The report says that from 2004 to 2006 the supply of insecticide treated bed nets more than doubled from 30 million to 63 million and that another big increase is expected by the end of this year.
It notes that 16 of the 20 sub-Saharan countries for which trend data are available have “at least tripled” their coverage of treated bed nets since 2000, but it admits that the high coverage hides large disparities within countries.
The proportion of children sleeping under treated bed nets reached 54% in the Gambia in 2006, up from 15% in 2000; in Togo the figure was 38% (up from 2%) and in Guinea-Bissau it was 39% (up from 7%). A total of 18 million nets have been distributed in Ethiopia since 2005 and more than 10 million in Kenya since 2003.
Nevertheless the report estimates that an extra 130 million to 264 million bed nets are needed to achieve the partnership's target of 80% coverage among African children aged under 5 and pregnant women who are at risk of malaria.
Similarly, it notes that a survey of 22 sub-Saharan countries with trend data for 2000 to 2005 showed that the percentage of children with fever who were given antimalarial drugs fell from 41% in 2000 to 34% in 2005.

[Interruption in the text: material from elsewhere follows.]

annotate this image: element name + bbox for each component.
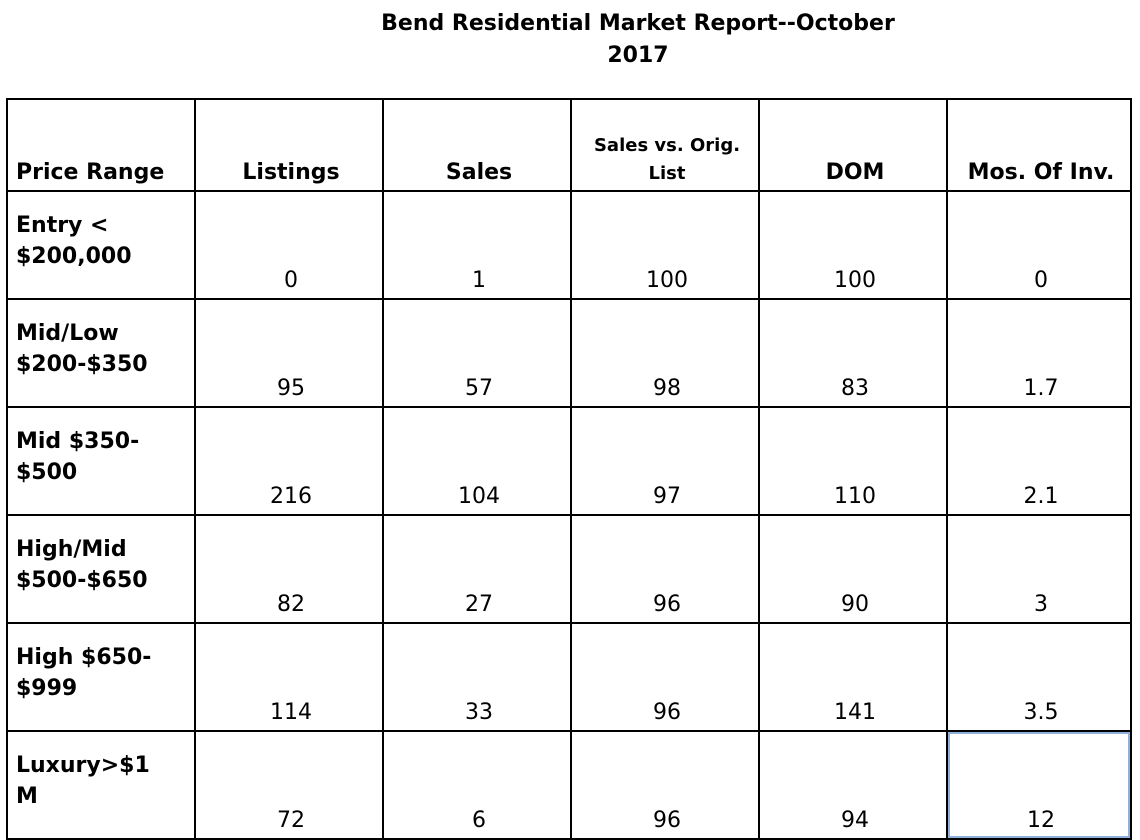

The study also notes that although nearly all sub-Saharan countries have changed their national drug policies to support the use of artemisinin based combination treatments, many countries still treat a large proportion of children with fever with less effective traditional monotherapies, such as chloroquine, which it says are no longer recommended because of increasing levels of resistance and risk of treatment failure.
About 60% of children receiving antimalarials were taking chloroquine, it notes.
Malaria & Children: Progress in Intervention Coverage is available at www.rollbackmalaria.org.